Regia di Damiano D'Innocenzo, Fabio D'Innocenzo vedi scheda film
Da un lato siamo un deserto demografico, dall’altra siamo un quadro desolante e tutt’altro che consolatorio. Il secondo quadro è declinato in “Favolacce”: le giovani famiglie post piccolo borghesi di oggi hanno figli che non sorridono, nascondono segreti inconfessabili, sono lo specchio deforme di genitori con pochi e superficiali punti cardinali chiamati valori. I veri bambini immaturi, infantili ed egocentrici sono loro, lo spettro autistico o l’asperger asincrono nasce dalla loro crassa arroganza e ignoranza. La risultante è una società senza basi solide e destinata a schiantarsi alle prime difficoltà o al primo blackout emotivo. Una metafora della pandemia e delle conseguenze sociali ed esistenziali: proseguire all’insegna dell’incertezza e del vivere precario in attesa di un domani falsamente migliore.

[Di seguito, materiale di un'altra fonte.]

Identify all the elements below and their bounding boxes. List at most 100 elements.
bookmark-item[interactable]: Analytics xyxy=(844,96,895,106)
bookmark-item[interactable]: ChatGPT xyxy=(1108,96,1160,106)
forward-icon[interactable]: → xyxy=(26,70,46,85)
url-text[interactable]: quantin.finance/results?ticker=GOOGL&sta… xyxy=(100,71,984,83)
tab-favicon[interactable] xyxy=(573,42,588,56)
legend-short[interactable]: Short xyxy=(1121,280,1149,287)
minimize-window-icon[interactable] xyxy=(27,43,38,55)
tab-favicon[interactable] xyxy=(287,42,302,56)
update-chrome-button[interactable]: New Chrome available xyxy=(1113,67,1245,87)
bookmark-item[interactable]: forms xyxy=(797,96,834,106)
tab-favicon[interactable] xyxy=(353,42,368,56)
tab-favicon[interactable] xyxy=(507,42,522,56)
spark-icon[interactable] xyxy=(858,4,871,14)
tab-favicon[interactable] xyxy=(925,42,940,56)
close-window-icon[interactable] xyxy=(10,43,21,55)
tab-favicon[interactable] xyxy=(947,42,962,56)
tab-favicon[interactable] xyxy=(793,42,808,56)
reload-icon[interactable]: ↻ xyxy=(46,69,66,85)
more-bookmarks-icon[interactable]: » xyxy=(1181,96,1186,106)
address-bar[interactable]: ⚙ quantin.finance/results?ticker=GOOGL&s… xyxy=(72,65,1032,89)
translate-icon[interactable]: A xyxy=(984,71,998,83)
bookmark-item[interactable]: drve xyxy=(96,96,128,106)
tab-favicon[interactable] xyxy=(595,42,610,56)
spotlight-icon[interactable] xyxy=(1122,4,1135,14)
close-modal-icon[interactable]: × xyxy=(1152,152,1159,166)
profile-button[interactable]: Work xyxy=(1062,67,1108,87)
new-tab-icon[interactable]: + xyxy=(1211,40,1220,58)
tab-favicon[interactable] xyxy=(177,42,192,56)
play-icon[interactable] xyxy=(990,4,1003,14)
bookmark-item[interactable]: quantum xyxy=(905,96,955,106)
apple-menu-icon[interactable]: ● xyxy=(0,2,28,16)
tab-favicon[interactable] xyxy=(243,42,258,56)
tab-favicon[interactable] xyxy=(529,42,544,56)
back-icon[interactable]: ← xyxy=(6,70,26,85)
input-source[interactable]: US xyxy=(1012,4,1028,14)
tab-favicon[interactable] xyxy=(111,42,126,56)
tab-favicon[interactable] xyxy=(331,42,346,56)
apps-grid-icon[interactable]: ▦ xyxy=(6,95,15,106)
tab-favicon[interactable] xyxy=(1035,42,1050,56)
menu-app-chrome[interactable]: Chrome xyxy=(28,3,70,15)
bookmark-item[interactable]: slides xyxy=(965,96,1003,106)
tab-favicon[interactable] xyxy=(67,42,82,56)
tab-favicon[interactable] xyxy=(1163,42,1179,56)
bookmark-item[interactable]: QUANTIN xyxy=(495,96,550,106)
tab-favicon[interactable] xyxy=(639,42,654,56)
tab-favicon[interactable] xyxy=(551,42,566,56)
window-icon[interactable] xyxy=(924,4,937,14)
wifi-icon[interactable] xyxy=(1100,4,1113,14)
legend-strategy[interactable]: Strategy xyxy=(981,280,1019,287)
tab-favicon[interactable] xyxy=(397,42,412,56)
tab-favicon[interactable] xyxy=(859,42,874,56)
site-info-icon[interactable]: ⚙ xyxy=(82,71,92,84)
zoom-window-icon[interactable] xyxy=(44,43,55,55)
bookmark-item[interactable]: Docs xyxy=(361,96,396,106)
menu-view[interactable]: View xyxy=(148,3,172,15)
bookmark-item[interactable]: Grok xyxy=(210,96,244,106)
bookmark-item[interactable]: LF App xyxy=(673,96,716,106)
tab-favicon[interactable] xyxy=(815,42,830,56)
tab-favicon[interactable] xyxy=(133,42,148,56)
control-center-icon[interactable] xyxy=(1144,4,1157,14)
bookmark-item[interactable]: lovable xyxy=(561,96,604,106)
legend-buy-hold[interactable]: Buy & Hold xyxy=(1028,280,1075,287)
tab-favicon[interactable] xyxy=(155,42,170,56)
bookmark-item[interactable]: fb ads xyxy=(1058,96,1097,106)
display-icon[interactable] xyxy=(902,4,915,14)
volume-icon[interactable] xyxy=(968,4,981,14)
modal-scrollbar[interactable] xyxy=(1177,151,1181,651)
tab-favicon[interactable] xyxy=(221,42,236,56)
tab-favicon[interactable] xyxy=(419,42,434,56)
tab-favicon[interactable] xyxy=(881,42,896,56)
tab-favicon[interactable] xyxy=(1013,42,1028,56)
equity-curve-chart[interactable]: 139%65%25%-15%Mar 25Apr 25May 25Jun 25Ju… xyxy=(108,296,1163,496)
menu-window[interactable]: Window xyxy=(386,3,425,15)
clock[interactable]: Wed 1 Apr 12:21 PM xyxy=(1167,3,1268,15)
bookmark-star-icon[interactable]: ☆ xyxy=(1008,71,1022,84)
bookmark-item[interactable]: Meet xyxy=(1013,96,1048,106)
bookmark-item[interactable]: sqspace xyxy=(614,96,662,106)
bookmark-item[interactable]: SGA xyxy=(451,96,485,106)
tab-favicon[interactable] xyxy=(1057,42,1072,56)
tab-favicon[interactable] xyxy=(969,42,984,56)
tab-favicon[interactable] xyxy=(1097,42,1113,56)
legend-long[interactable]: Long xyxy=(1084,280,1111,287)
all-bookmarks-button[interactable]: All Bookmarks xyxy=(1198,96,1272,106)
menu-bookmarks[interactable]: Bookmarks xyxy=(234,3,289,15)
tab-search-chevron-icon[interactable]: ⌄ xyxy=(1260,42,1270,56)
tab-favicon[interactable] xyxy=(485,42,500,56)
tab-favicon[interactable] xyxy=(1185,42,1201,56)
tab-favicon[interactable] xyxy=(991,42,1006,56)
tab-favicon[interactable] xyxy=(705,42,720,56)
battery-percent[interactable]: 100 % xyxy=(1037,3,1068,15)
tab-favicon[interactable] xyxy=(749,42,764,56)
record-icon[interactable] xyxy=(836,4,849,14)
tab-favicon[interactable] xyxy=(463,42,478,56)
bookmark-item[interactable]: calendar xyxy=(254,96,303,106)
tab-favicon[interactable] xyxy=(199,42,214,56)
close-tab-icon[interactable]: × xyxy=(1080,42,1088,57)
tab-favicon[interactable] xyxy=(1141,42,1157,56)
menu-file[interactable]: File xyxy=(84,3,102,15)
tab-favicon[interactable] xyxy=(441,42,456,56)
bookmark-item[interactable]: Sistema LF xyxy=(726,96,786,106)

“Favolacce” è un microcosmo dove il sesso e la morte sono in agguato; nessuno ti dà più speranze, solo ricette per mettere la parola fine a vuote esistenze.
I fratelli D’Innocenzo, figli del terzo millennio, sono l’espressione più pura di un nuovo universo aideologico, apolitico, ateo; si muovono in una periferia romana emblematica dal sapore Lynchiano e i cromatismi alla Lanthimos. Ciò implica un piccolo sospetto ma non pregiudica una oggettiva originalità stilistica e narrativa contrapposta al perbenismo ripetitivo del cinema italiano. Lo sguardo europeo si libra sicuro, fuori da schematismi e canoni da serie tivù. Forse non serviranno conferme per accogliere una nuova coppia di fratelli cinematografari.